10. Learned Counsel, appearing on behalf of the assessee, submitted before us that in order to disregard the method followed by the assessee, the burden is upon the TPO to prove that the uncontrolled transactions are not comparable and in this regard he relied upon the decision of ITAT, Mumbai Bench in the case of C.A. Computer Associates Pvt. Ltd. (supra). In our opinion, the decision rendered in the aforecited case is confined to the facts therein; Since parameters prescribed in Rule 10B, vis-à-vis bad debts written off, were not taken into consideration the Tribunal correctly observed that the TPO was not justified in arriving at the arms length price by taking into account the bad debts written off. In the instant case, however, there is no dispute with regard to the method followed by the assessee except for the fact that the assessee has not proved satisfactorily as to why estimated ‘standard-cost’ has to be taken into consideration particularly when the transaction is with the principal who is holding 99.95% control over the assessee-company.

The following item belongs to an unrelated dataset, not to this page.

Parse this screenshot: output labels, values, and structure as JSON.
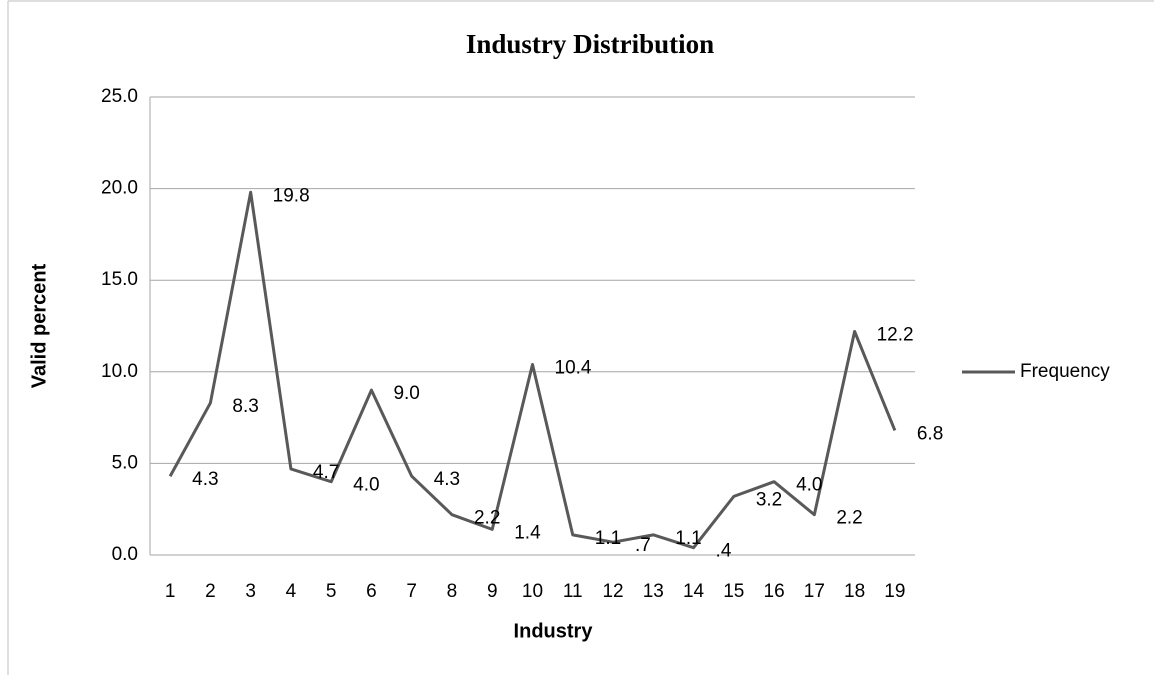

11. As could be noticed from paras 4.1 to 4.6 of the CIT(A)’s order, the main factor for disregarding the method followed by the assessee was due to non-furnishing of the so-called agreement with the AE. Since, we are in agreement with the detailed reasons given by the TPO/ Assessing Officer as well as the CIT(A), we hold that the initial burden is upon the assessee to prove the reasonableness of the method followed by the assessee-company and in the absence of proving the same by producing any document/agreement with its principal highlighting the contractual terms of sharing cost, the learned CIT(A) was correct in holding that the special provisions of the Act have to be construed strictly and the method adopted by the tax authorities for making transfer pricing adjustments is reasonable in the circumstances of the case. We, therefore, affirm the Order of the learned CIT(A) and dismiss the appeal filed by the assessee.

Order pronounced in the open Court on this the 22nd day of July, 2011.